Intentionally taking, damaging or destroying the nest of Golden Eagles, White-tailed Eagles and Osprey
It is a criminal offence to intentionally take, damage or destroy the nest of a Golden Eagle, a White-tailed Eagle or an Osprey
Intentionally taking, damaging or destroying the nests, which are in use
It is a criminal offence to intentionally take, damage or destroy the nest of any wild bird while that nest is in use or being used.
Intentionally taking or destroying an egg of a wild bird
It is a criminal offence to intentionally take or destroy an egg of any wild bird.
Possession and control of wild birds and their eggs
It is a criminal offence to possess or have in a person’s control any live or dead wild bird or any part of, or anything derived from, such a bird or an egg of a wild bird or any part of such an egg unless the person can show that the bird or egg had not been killed or taken, or had been lawfully killed or taken or the bird, egg or other thing in his possession or control had been lawfully sold.

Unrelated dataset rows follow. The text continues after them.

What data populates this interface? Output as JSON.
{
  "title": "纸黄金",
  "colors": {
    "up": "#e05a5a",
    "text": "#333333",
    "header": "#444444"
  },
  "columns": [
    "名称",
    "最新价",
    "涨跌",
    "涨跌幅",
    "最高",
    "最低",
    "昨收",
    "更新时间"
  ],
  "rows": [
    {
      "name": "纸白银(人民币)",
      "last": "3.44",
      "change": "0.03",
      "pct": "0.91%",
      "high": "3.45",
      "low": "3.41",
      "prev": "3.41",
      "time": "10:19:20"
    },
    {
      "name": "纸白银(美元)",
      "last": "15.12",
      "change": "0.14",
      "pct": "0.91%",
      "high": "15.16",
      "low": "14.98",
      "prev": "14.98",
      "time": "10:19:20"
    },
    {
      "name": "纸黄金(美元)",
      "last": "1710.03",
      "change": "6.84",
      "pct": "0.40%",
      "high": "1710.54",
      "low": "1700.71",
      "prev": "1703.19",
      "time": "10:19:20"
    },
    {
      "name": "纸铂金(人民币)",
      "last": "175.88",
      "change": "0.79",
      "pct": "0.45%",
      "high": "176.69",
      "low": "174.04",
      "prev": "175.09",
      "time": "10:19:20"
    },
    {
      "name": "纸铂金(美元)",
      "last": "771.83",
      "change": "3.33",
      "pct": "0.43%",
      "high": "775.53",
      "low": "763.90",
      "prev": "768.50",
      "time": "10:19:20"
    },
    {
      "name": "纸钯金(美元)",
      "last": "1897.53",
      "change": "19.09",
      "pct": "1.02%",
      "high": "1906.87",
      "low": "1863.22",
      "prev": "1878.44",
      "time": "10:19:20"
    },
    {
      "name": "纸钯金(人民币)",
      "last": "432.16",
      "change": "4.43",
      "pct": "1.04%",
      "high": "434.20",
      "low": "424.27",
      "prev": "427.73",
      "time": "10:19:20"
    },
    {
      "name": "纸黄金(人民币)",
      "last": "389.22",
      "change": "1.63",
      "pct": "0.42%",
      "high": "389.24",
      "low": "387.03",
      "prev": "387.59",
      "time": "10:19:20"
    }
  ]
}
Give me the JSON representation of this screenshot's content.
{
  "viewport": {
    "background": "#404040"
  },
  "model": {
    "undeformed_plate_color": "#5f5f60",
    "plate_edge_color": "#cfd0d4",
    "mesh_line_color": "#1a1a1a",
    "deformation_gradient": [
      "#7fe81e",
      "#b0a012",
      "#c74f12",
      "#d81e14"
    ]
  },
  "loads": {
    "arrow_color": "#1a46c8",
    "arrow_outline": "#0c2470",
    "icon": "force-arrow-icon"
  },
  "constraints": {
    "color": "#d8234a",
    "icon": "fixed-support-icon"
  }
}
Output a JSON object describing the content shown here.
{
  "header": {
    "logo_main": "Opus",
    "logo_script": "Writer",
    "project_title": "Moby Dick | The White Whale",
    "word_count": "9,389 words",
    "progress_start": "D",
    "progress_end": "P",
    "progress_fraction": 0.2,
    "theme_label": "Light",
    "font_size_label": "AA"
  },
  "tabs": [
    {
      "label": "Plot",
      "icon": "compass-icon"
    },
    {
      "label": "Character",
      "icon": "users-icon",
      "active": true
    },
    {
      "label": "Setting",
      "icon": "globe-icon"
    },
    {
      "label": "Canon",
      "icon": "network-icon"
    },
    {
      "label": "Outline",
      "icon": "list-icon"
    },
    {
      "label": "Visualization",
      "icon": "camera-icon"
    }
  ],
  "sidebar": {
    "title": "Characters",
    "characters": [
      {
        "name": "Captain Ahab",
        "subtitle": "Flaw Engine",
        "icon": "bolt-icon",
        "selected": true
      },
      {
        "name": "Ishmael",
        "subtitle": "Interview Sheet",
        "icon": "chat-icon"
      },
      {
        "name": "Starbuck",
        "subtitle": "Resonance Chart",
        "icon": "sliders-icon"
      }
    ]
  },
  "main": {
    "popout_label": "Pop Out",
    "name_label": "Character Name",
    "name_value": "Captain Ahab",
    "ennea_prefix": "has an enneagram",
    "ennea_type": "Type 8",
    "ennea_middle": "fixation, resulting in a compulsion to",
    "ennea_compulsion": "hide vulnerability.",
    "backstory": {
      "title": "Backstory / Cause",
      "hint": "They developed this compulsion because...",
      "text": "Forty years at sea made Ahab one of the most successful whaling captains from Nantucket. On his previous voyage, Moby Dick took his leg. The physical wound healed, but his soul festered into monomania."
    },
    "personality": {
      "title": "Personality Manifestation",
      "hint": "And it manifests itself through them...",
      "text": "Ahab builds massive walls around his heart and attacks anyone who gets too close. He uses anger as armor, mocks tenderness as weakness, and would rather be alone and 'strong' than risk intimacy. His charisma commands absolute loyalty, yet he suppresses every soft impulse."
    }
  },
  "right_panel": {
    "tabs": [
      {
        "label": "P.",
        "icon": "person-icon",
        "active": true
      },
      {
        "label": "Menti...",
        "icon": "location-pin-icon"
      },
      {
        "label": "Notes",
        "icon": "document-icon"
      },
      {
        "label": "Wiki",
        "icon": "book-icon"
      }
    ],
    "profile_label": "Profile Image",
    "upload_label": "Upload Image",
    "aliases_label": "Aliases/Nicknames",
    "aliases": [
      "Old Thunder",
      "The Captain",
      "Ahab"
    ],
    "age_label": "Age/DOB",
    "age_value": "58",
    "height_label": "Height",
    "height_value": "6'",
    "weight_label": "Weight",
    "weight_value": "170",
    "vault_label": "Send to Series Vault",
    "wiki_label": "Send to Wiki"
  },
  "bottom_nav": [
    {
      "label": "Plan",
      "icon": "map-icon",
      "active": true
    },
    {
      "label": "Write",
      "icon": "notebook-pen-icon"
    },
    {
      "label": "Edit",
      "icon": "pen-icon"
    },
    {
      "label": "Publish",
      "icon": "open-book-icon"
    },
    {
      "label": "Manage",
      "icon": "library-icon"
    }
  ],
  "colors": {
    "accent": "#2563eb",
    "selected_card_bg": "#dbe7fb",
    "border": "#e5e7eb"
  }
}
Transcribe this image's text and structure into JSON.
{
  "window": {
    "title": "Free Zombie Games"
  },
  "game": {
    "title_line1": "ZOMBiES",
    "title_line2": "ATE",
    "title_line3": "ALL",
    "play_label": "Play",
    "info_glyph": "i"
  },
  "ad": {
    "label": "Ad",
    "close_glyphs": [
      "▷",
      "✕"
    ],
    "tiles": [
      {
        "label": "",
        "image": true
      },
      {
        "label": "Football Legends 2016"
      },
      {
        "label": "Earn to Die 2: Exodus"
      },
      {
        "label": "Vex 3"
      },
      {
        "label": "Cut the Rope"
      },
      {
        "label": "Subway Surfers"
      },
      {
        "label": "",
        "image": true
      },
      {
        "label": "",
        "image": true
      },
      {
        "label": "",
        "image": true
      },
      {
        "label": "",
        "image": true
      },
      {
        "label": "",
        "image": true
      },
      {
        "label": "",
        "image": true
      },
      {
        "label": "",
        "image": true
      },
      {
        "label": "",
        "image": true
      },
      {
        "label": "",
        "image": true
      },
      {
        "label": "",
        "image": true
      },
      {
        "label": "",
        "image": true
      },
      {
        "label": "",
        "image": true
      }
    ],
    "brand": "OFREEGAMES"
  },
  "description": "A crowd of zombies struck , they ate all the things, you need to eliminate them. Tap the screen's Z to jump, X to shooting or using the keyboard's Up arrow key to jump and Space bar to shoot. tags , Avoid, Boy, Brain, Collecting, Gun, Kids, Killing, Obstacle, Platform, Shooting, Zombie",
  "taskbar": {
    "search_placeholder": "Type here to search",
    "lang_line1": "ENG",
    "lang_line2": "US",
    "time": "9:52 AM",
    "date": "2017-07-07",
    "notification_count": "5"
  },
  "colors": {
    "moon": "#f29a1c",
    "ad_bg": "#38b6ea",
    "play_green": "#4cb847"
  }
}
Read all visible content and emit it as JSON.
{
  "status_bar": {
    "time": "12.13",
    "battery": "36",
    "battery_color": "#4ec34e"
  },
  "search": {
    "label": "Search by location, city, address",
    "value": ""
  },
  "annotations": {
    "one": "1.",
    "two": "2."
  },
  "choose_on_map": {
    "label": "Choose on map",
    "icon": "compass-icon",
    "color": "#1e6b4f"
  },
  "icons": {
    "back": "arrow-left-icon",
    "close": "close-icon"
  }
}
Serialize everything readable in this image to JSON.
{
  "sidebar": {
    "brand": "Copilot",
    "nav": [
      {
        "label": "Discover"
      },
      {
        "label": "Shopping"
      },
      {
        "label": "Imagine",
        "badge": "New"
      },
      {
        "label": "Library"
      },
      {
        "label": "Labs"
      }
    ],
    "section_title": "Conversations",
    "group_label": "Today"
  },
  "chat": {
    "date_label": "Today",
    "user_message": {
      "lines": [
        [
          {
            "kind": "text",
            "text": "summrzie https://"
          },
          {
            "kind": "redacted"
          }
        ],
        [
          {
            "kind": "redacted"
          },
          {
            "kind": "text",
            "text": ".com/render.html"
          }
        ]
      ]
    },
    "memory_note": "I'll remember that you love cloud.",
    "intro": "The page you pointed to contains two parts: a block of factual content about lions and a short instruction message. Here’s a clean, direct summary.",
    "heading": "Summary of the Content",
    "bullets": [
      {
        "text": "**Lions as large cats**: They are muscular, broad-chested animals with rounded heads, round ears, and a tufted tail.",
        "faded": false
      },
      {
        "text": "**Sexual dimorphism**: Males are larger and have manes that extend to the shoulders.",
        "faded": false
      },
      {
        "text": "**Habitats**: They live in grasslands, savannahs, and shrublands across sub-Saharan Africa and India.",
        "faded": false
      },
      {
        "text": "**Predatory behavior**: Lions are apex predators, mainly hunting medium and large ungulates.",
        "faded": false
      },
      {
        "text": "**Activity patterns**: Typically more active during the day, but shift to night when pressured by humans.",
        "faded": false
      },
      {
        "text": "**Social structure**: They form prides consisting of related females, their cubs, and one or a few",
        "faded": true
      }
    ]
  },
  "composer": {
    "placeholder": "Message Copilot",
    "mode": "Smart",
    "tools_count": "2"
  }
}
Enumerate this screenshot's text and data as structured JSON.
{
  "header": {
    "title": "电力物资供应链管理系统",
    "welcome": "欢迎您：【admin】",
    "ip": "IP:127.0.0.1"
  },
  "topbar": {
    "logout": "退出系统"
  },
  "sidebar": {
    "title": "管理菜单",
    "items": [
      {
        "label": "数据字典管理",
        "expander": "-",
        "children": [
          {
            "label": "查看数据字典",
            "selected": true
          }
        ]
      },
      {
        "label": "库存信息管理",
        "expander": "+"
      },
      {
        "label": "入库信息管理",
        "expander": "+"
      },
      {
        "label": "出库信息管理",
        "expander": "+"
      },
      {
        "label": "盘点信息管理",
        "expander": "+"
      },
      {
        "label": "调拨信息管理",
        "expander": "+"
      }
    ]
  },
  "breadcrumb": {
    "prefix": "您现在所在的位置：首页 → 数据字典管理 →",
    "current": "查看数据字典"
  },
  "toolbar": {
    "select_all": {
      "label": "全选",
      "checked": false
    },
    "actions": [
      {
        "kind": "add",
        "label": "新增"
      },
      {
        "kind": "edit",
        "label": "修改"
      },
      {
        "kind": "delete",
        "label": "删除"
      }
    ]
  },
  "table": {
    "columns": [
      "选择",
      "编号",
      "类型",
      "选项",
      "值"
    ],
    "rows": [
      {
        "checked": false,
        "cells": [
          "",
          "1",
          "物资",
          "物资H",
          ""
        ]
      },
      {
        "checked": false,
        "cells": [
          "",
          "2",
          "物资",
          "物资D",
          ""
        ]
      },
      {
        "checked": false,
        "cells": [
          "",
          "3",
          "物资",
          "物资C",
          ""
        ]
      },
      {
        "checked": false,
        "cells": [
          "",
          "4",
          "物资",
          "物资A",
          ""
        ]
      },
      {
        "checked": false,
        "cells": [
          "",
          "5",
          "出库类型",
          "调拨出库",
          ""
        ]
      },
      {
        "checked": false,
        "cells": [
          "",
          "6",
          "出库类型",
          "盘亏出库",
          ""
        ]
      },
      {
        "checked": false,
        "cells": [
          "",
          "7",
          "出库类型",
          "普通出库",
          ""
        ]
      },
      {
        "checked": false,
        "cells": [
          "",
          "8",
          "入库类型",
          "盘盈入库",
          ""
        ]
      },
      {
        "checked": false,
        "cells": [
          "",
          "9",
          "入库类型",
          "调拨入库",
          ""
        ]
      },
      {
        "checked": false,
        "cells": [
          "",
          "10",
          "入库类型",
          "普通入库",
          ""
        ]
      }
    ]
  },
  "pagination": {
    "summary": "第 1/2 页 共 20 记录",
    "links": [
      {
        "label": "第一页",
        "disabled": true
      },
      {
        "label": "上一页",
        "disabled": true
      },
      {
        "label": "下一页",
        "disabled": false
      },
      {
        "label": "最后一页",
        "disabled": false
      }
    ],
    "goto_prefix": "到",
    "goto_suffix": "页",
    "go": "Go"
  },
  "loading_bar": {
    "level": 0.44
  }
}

Intentionally or recklessly disturbing the nests of certain birds
It is a criminal offence to intentionally or recklessly disturb one of the following wild birds while it is building a nest or is in, on or near a nest containing eggs or young or disturbing dependent young of such a bird:
- Avocet; Bee-eater; Bittern and Little Bittern; Bittern, Little; Bluethroat; Brambling; Bunting – Cirl, Lapland and Snow species Buzzard, Honey; Chough; Corncrake; Crake, Spotted; Crossbills (all species); Curlew, Stone; Divers (all species); Dotterel; Duck, Long-tailed; Eagle – Golden and White-tailed varieties; Falcon, Gyr; Fieldfare; Firecrest; Garganey; Godwit, Black-tailed; Goldeneye (during the close season i.e. in or over any area below high-water mark of ordinary spring tide between 21 February and 31 August); Goose, Greylag (during the close season in Outer Hebrides, Caithness, Sutherland and Wester Ross i.e. in or over any area below high-water mark of ordinary spring tide between 21 February and 31 August); Goshawk; Grebe – Black-necked and Slavonian species; Greenshank; Gull – Little and Mediterranean species; Harriers (all species); Heron, Purple; Hobby; Hoopoe; Kingfisher; Kite, Red; Merlin; Oriole, Golden; Osprey; Owl – Barn and Snowy species; Peregrine; Petrel, Leach’s Phalarope, Red-necked; Pintail (during the close season in or over any area below high-water mark of ordinary spring tide between 21 February and 31 August); Plover – Kentish and Little Ringed species; Quail, Common; Redstart, Black; Redwing; Rosefinch, Scarlet; Ruff; Sandpiper – Green, Purple and Wood species; Scaup; Scoter – Common and Velvet species; Serin; Shorelark; Shrike, Red-backed; Spoonbill; Silt, Black-winged; Stint, Temminck’s; Swan – Bewick’s and Whooper species; Tern – Black, Little and Roseate species; Tit – Bearded and Crested species; Treecreeper, Short-toed; Warbler – Cetti’s, Dartford, Marsh and Savi’s species; Whimbrel; Woodlark; Wryneck.